Em seguida entra em cena a festa de encerramento, com a frase marcante: “teve carnaval ontem no Maracanã”. Aliás, essa parte da matéria é primorosa quanto às informações importantes, pois o repórter diz o seguinte: “O fogo olímpico já não brilha mais na cidade olímpica. Ficaram alegria e orgulho pela missão cumprida misturados com um sentimento de nostalgia de tudo que vivemos tão intensamente.
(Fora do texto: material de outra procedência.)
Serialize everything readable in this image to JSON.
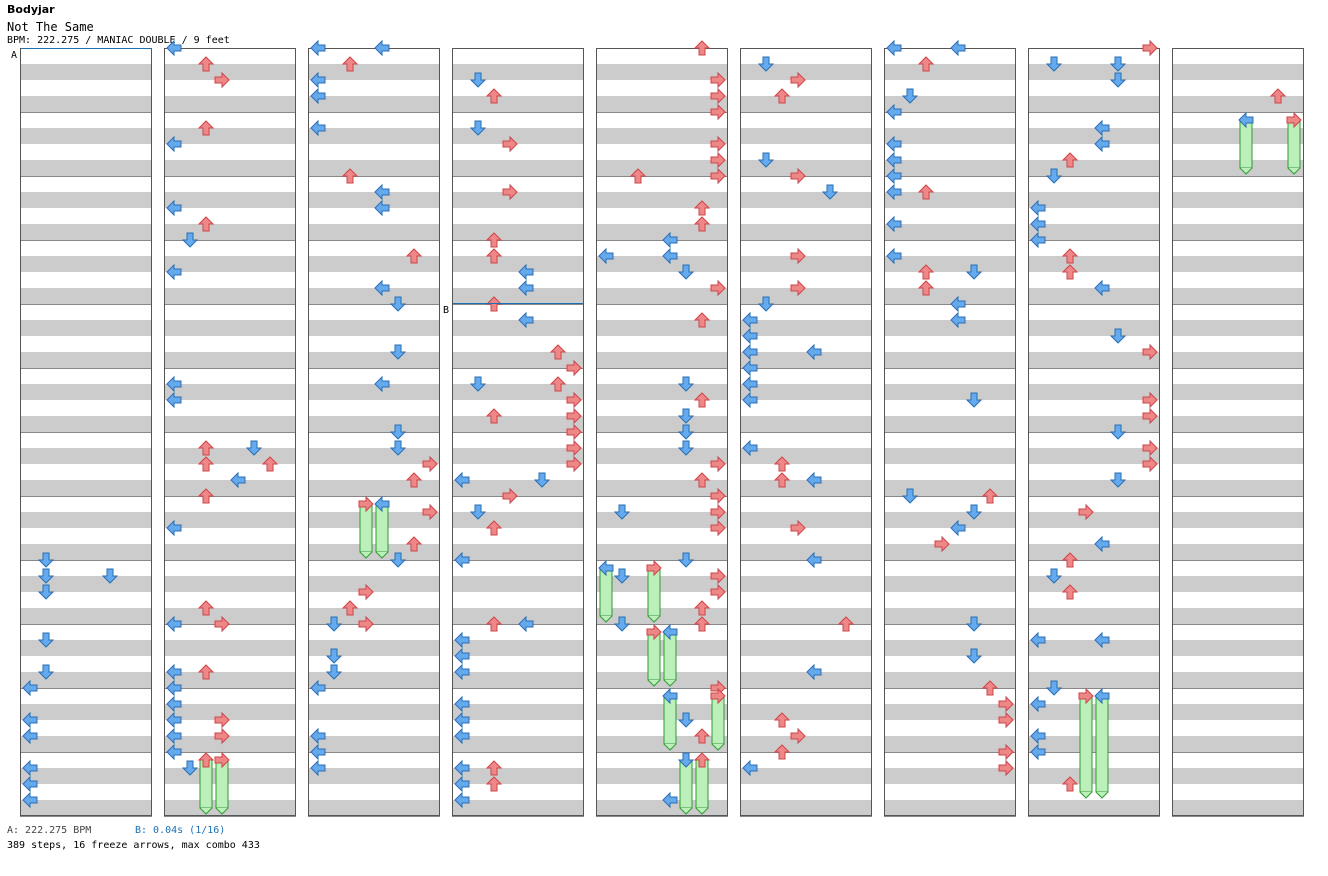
{
  "header": {
    "artist": "Bodyjar",
    "title": "Not The Same",
    "bpm_line": "BPM: 222.275 / MANIAC DOUBLE / 9 feet"
  },
  "markers": {
    "a": "A",
    "b": "B"
  },
  "footer": {
    "a_text": "A: 222.275 BPM",
    "b_text": "B: 0.04s (1/16)",
    "stats": "389 steps, 16 freeze arrows, max combo 433"
  },
  "colors": {
    "left_arrow": "#66aaee",
    "down_arrow": "#66aaee",
    "up_arrow": "#ee8888",
    "right_arrow": "#ee8888",
    "freeze": "#bbf0bb",
    "stripe": "#cccccc"
  },
  "note_icons": [
    "arrow-left-icon",
    "arrow-down-icon",
    "arrow-up-icon",
    "arrow-right-icon",
    "freeze-hold-icon"
  ],
  "seed": 7
}
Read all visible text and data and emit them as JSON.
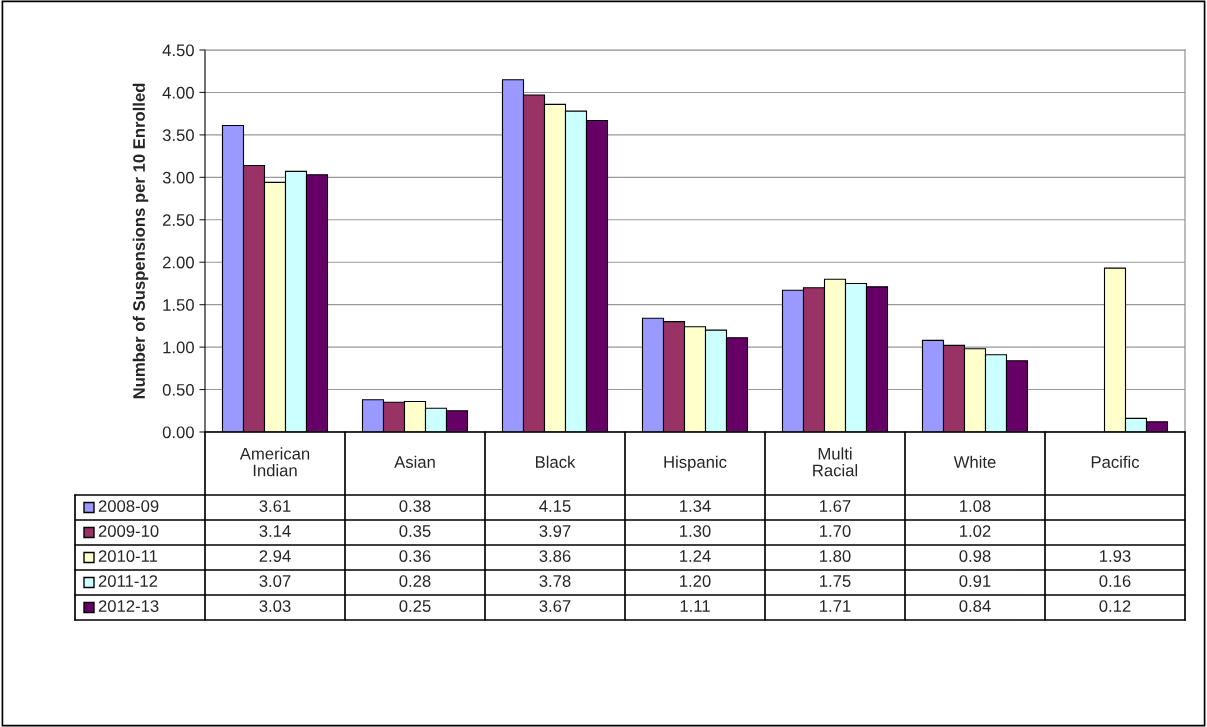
{
  "chart_data": {
    "type": "bar",
    "ylabel": "Number of Suspensions per 10 Enrolled",
    "categories": [
      "American Indian",
      "Asian",
      "Black",
      "Hispanic",
      "Multi Racial",
      "White",
      "Pacific"
    ],
    "series": [
      {
        "name": "2008-09",
        "color": "#9999ff",
        "values": [
          3.61,
          0.38,
          4.15,
          1.34,
          1.67,
          1.08,
          null
        ],
        "value_labels": [
          "3.61",
          "0.38",
          "4.15",
          "1.34",
          "1.67",
          "1.08",
          null
        ]
      },
      {
        "name": "2009-10",
        "color": "#993366",
        "values": [
          3.14,
          0.35,
          3.97,
          1.3,
          1.7,
          1.02,
          null
        ],
        "value_labels": [
          "3.14",
          "0.35",
          "3.97",
          "1.30",
          "1.70",
          "1.02",
          null
        ]
      },
      {
        "name": "2010-11",
        "color": "#ffffcc",
        "values": [
          2.94,
          0.36,
          3.86,
          1.24,
          1.8,
          0.98,
          1.93
        ],
        "value_labels": [
          "2.94",
          "0.36",
          "3.86",
          "1.24",
          "1.80",
          "0.98",
          "1.93"
        ]
      },
      {
        "name": "2011-12",
        "color": "#ccffff",
        "values": [
          3.07,
          0.28,
          3.78,
          1.2,
          1.75,
          0.91,
          0.16
        ],
        "value_labels": [
          "3.07",
          "0.28",
          "3.78",
          "1.20",
          "1.75",
          "0.91",
          "0.16"
        ]
      },
      {
        "name": "2012-13",
        "color": "#660066",
        "values": [
          3.03,
          0.25,
          3.67,
          1.11,
          1.71,
          0.84,
          0.12
        ],
        "value_labels": [
          "3.03",
          "0.25",
          "3.67",
          "1.11",
          "1.71",
          "0.84",
          "0.12"
        ]
      }
    ],
    "ylim": [
      0,
      4.5
    ],
    "yticks": [
      {
        "value": 0,
        "label": "0.00"
      },
      {
        "value": 0.5,
        "label": "0.50"
      },
      {
        "value": 1,
        "label": "1.00"
      },
      {
        "value": 1.5,
        "label": "1.50"
      },
      {
        "value": 2,
        "label": "2.00"
      },
      {
        "value": 2.5,
        "label": "2.50"
      },
      {
        "value": 3,
        "label": "3.00"
      },
      {
        "value": 3.5,
        "label": "3.50"
      },
      {
        "value": 4,
        "label": "4.00"
      },
      {
        "value": 4.5,
        "label": "4.50"
      }
    ],
    "grid": "y",
    "legend": "bottom left"
  }
}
O nome disso o mundo agora já sabe: é saudade”. Não faria melhor se tivesse que redigir um texto por encomenda realizada pelo comitê olímpico.

Apesar de ser feita uma citação de abordagens da imprensa internacional, onde apareceram referências aos desafios futuros do Rio de Janeiro e do País, notadamente com a crise política, desemprego e insegurança e também aos pesados gastos com o evento, todos esses aspectos surgem genericamente.
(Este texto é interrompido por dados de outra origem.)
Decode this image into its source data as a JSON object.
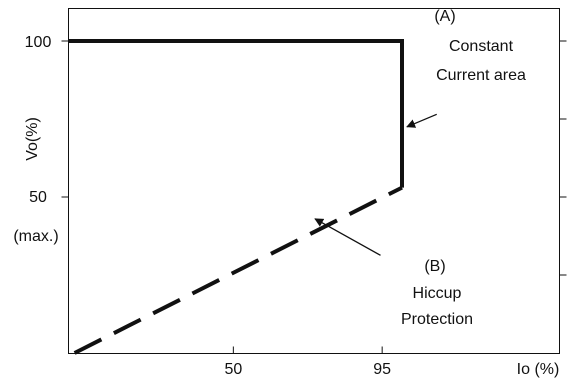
{
  "chart_data": {
    "type": "line",
    "xlabel": "Io (%)",
    "ylabel": "Vo(%)",
    "xlim": [
      0,
      135
    ],
    "ylim": [
      0,
      110
    ],
    "x_ticks": [
      {
        "value": 50,
        "label": "50"
      },
      {
        "value": 95,
        "label": "95"
      }
    ],
    "y_ticks": [
      {
        "value": 100,
        "label": "100",
        "label2": ""
      },
      {
        "value": 50,
        "label": "50",
        "label2": "(max.)"
      }
    ],
    "right_minor_ticks": [
      100,
      75,
      50,
      25
    ],
    "grid": false,
    "series": [
      {
        "style": "solid",
        "color": "#111111",
        "points": [
          [
            0,
            100
          ],
          [
            101,
            100
          ],
          [
            101,
            53
          ]
        ]
      },
      {
        "style": "dashed",
        "color": "#111111",
        "points": [
          [
            2,
            0
          ],
          [
            101,
            53
          ]
        ]
      }
    ],
    "annotations": [
      {
        "id": "constant-current",
        "lines": [
          "(A)",
          "Constant",
          "Current area"
        ],
        "text_anchor": [
          125,
          90
        ],
        "arrow_from": [
          111.5,
          76.5
        ],
        "arrow_to": [
          102.5,
          72.5
        ]
      },
      {
        "id": "hiccup-protection",
        "lines": [
          "(B)",
          "Hiccup",
          "Protection"
        ],
        "text_anchor": [
          110,
          30
        ],
        "arrow_from": [
          94.5,
          31.3
        ],
        "arrow_to": [
          74.7,
          43.0
        ]
      }
    ]
  }
}
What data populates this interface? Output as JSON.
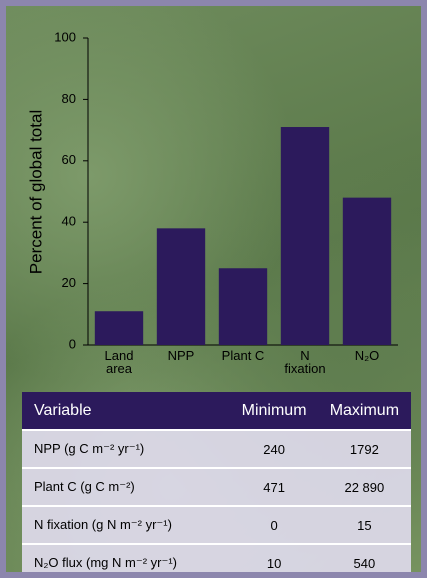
{
  "chart_data": {
    "type": "bar",
    "ylabel": "Percent of global total",
    "categories": [
      "Land\narea",
      "NPP",
      "Plant C",
      "N\nfixation",
      "N₂O"
    ],
    "values": [
      11,
      38,
      25,
      71,
      48
    ],
    "color": "#2c1a5c",
    "ylim": [
      0,
      100
    ],
    "yticks": [
      0,
      20,
      40,
      60,
      80,
      100
    ]
  },
  "table": {
    "header": [
      "Variable",
      "Minimum",
      "Maximum"
    ],
    "rows": [
      [
        "NPP (g C m⁻² yr⁻¹)",
        "240",
        "1792"
      ],
      [
        "Plant C (g C m⁻²)",
        "471",
        "22 890"
      ],
      [
        "N fixation (g N m⁻² yr⁻¹)",
        "0",
        "15"
      ],
      [
        "N₂O flux (mg N m⁻² yr⁻¹)",
        "10",
        "540"
      ]
    ]
  }
}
Outro ponto presente na matéria foi o balanço positivo apresentado pelo comitê olímpico brasileiro, com destaque para o desempenho dos atletas, mesmo sem ser atingida a meta original de conquistar 27 medalhas, cujo objetivo era ficar entre os 10 primeiros colocados. A colocação brasileira foi em 13º lugar. Nossos “heróis” obtiveram 19 medalhas, sete de ouro, seis de prata e seis de bronze, recorde do Brasil em olimpíadas, resultado da participação de 465 atletas de nossa delegação, o que representa 0,04 medalhas por integrante.
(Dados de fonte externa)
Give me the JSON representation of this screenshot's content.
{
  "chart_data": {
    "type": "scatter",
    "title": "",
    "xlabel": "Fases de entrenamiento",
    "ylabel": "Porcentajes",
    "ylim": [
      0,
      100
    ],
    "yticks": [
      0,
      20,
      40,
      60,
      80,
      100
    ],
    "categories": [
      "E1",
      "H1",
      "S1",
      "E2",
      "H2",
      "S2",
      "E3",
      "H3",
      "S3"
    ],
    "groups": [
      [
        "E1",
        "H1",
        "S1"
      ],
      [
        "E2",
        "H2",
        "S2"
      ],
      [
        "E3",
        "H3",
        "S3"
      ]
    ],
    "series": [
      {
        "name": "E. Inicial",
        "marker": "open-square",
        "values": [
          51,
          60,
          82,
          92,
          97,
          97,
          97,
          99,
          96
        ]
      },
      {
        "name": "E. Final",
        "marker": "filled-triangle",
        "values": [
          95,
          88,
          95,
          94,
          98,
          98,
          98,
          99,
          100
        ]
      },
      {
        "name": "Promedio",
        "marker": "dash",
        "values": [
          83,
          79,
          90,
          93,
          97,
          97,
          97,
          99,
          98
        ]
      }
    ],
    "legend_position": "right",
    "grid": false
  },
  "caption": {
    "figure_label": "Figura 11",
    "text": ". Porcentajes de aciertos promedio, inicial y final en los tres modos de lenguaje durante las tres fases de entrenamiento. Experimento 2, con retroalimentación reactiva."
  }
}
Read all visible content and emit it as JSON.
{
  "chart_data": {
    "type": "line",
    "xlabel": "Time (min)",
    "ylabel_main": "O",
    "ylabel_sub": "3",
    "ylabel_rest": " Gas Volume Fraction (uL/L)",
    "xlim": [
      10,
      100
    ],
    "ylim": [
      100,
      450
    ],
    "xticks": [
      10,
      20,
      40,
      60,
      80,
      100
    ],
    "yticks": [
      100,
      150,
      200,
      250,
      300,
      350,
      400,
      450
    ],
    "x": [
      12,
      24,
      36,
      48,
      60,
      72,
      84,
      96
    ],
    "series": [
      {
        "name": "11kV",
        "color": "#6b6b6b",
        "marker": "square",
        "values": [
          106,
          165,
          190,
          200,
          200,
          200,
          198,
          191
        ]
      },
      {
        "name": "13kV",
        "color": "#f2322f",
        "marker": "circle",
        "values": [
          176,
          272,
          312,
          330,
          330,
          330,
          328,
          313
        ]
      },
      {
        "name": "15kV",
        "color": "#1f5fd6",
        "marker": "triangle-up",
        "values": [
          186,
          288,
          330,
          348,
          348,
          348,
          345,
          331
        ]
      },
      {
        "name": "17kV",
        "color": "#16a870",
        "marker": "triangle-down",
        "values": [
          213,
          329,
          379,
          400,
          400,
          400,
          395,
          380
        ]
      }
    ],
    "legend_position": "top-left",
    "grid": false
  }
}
Ao fazer a avaliação positiva, um dos representantes do comitê olímpico apareceu afirmando que os atletas brasileiros pediram para que o governo brasileiro mantenha o projeto de concessão da bolsa pódio, bolsa olímpica, e o plano medalha, que é fundamental para melhorar o desempenho do país.

Uma vez que o JN concedeu espaço e tempo para tanta coisa irrelevante, podia ter aproveitado a oportunidade e informado melhor o público. Por exemplo, poderia ter mostrado que dos 465 atletas brasileiros, que disputaram as provas olímpicas, 358 (77% do total) receberam algum tipo de bolsa com valores variando do mínimo de R$ 950,00 por mês a R$ 15.000,00 mensais. Isto sem falar dos patrocínios de empresas privadas ou de órgãos públicos ou de economia mista como Caixa Econômica, Banco do Brasil, Petrobrás, etc., valores esses que não se sabe a quanto chegaram. Outros dados relevantes omitidos incluem o investimento direto do governo apenas com as bolsas totalizando R$ 80 milhões, e o fato de que 68% das 19 medalhas brasileiras foram conquistadas por atletas militares.

Se formos levar em conta todo esse investimento feito pelo povo mesmo sem ser consultado a respeito, o cidadão que chegou próximo ao ídolo de pano Neymar à beira do gramado, na final do jogo Brasil x Alemanha e lhe disse que não tinha feito mais do que a obrigação, está com toda a razão. Esses “heróis” preparados e treinados por anos a fio, com dedicação quase exclusiva a essas atividades não fizeram mesmo mais do que a obrigação, em que pese o endeusamento da mídia capitaneada pela emissora oficial dos jogos, cujo faturamento em cima do evento também deveria vir a público.